For all those hardcore NBA fans who honestly believe that Michael Jordan created the game of basketball, let me stop you right there. It only seemed that way, especially when looking in the rear-view mirror of a career that was mostly storybook and unequaled in the annals of the sport.
There never was and never will be another Michael Jordan. His individual statistics during his 15-year career (all but two with the Chicago Bulls) justify the recent comments made by Los Angeles Lakers head coach Phil Jackson when he told the Los Angeles Times' T.J. Simers to “stop comparing anyone to Michael Jordan. It’s just not fair. He was remarkable.”
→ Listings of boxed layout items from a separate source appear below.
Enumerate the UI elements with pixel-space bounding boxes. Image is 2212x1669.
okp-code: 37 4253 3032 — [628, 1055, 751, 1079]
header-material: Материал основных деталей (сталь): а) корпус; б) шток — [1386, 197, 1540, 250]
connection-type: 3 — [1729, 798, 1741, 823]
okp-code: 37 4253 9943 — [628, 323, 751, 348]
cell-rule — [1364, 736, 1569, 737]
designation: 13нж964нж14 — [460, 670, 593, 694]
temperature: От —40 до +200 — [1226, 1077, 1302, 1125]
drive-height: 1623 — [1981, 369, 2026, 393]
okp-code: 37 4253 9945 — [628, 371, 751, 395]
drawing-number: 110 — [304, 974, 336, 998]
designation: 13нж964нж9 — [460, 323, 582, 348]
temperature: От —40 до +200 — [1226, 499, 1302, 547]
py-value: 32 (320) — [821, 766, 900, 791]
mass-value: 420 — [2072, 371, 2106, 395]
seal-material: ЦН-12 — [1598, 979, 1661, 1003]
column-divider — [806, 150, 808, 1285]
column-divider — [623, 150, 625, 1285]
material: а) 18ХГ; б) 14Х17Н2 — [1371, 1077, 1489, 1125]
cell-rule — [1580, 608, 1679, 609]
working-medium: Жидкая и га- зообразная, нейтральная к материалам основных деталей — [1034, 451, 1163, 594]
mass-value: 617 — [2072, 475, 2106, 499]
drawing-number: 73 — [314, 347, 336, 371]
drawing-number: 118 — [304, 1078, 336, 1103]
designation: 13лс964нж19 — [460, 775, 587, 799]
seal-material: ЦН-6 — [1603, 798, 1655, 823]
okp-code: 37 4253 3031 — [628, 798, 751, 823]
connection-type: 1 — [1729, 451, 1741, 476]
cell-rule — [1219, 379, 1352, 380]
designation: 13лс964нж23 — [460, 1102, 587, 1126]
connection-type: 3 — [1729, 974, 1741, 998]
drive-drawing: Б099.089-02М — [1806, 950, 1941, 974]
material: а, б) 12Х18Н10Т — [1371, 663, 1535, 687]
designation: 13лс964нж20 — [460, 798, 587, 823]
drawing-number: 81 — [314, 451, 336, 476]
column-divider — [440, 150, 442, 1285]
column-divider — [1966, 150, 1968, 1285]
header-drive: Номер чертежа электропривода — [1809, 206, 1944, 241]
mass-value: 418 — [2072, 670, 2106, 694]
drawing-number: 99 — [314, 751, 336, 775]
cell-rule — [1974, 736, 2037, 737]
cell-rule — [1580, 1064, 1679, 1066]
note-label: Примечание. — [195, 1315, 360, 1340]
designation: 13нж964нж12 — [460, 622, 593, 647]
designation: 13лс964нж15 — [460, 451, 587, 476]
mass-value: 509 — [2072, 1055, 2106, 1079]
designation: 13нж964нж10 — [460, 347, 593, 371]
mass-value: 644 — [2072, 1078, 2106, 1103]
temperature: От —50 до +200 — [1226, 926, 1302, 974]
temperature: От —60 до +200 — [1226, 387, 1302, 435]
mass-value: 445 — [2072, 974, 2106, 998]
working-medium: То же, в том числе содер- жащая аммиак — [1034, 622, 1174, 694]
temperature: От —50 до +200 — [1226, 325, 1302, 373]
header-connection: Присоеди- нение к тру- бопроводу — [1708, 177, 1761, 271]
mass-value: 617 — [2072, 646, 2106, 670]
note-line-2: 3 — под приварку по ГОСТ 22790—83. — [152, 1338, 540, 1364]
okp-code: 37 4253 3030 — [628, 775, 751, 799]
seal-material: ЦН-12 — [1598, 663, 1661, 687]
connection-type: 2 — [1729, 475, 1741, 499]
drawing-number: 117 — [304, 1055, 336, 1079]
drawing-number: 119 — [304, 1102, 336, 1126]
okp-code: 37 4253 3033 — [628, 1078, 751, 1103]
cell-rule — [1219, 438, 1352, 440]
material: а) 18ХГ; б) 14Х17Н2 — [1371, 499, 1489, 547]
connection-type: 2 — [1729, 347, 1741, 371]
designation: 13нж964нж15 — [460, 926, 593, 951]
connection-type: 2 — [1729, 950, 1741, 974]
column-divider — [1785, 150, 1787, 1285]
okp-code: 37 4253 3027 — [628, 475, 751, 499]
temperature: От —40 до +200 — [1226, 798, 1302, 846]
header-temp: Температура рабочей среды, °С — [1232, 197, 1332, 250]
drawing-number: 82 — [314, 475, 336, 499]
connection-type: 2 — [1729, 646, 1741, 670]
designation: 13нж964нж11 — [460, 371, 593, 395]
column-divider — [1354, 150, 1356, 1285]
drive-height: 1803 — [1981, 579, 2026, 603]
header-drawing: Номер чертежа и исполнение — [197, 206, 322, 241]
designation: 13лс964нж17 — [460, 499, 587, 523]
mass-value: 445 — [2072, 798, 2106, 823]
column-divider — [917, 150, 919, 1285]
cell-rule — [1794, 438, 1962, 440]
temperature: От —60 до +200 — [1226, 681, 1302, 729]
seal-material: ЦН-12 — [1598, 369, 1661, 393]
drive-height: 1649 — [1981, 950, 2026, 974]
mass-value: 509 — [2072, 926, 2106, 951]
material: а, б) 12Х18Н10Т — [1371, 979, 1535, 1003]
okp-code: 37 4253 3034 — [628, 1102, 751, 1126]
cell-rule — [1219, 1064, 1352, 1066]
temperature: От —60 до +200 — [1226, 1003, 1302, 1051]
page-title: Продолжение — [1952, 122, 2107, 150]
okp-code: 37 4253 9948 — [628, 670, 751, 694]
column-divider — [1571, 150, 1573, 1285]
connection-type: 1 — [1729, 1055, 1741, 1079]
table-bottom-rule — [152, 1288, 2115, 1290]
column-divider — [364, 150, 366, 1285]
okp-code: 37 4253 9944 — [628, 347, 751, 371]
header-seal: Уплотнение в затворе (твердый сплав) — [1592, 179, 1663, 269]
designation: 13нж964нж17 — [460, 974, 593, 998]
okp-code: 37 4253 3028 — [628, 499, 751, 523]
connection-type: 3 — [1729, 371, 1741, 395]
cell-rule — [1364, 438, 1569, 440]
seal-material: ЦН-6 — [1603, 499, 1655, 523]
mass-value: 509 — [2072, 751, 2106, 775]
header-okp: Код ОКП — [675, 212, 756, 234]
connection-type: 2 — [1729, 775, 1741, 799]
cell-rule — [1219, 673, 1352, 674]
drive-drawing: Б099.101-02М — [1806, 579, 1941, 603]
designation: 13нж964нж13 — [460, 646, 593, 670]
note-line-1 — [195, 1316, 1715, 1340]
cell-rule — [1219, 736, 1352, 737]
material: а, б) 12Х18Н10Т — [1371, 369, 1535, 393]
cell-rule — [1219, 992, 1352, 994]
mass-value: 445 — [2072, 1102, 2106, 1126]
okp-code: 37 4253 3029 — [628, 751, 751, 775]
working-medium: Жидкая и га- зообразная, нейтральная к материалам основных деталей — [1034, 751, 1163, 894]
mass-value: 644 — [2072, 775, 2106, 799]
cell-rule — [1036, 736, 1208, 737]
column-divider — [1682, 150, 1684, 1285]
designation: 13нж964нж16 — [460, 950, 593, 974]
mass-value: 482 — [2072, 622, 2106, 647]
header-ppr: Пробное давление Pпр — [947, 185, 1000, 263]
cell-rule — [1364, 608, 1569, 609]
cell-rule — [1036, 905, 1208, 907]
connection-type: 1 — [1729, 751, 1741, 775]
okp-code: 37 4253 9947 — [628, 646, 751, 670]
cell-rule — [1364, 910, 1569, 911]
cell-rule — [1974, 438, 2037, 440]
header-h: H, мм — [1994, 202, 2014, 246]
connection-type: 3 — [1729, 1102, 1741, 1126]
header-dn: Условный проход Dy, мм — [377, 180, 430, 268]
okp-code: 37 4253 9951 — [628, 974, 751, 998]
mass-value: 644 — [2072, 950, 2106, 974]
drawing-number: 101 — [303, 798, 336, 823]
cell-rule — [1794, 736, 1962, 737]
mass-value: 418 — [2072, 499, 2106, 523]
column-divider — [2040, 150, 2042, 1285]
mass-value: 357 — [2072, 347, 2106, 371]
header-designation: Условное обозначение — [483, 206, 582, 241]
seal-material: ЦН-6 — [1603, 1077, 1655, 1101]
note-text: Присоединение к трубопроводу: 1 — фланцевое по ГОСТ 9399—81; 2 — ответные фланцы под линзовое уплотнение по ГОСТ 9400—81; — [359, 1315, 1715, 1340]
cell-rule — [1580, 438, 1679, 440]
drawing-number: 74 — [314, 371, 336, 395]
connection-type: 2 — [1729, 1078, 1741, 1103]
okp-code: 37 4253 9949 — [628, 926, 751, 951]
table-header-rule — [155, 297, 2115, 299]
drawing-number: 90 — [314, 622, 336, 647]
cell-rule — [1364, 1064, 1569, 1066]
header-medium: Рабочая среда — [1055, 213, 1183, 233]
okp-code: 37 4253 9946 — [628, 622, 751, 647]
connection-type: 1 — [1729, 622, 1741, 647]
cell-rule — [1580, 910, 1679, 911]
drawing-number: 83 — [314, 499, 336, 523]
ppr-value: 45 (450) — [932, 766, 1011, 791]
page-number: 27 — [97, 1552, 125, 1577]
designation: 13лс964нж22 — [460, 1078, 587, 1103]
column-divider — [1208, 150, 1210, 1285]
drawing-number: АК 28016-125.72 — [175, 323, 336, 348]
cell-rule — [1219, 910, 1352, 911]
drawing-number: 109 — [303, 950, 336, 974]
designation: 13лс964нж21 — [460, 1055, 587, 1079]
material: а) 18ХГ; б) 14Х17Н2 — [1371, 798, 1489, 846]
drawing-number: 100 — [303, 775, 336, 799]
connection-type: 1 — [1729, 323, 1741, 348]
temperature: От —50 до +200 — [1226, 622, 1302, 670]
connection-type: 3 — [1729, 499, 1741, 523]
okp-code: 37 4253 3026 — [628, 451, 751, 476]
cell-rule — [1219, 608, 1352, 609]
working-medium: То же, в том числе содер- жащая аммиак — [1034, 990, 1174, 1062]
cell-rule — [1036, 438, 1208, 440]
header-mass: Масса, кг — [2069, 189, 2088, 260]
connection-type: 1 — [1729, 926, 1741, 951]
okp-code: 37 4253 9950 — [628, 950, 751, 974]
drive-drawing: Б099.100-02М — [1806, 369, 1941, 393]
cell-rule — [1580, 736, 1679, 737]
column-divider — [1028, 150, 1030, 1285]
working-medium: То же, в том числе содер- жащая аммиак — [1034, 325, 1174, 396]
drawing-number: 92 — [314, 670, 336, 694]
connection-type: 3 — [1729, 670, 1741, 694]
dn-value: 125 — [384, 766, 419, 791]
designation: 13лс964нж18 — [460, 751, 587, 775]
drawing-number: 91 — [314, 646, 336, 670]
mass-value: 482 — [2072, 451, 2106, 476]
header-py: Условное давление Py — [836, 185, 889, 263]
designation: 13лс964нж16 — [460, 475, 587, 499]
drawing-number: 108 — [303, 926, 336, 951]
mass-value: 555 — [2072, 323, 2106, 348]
Jackson, of course, should know. He’s coached two of the greatest players the game has ever seen in Jordan and Kobe Bryant. While acknowledging Bryant as an exceptionally gifted player in his own right, Jackson is quick to point out that the Lakers’ superstar is not MJ: “It's one thing to hope to be like him (Jordan), it's another thing to be like him."
The comparisons are inevitable, simply because both played the same position, they are the same height, they played for the same coach and they won almost the same number of NBA championships (Jordan has six, Bryant five). Bryant has emulated Jordan in many aspects of his game and has said as much.
Is Michael Jordan a better all-around player than Kobe Bryant? If statistics mean something, then the simple answer is yes. But if heart and will to win count for anything, then Bryant surely would give Jordan a run for his money.
Phil Jackson is right: Kobe Bryant is not Michael Jordan. And that’s not necessarily a bad thing.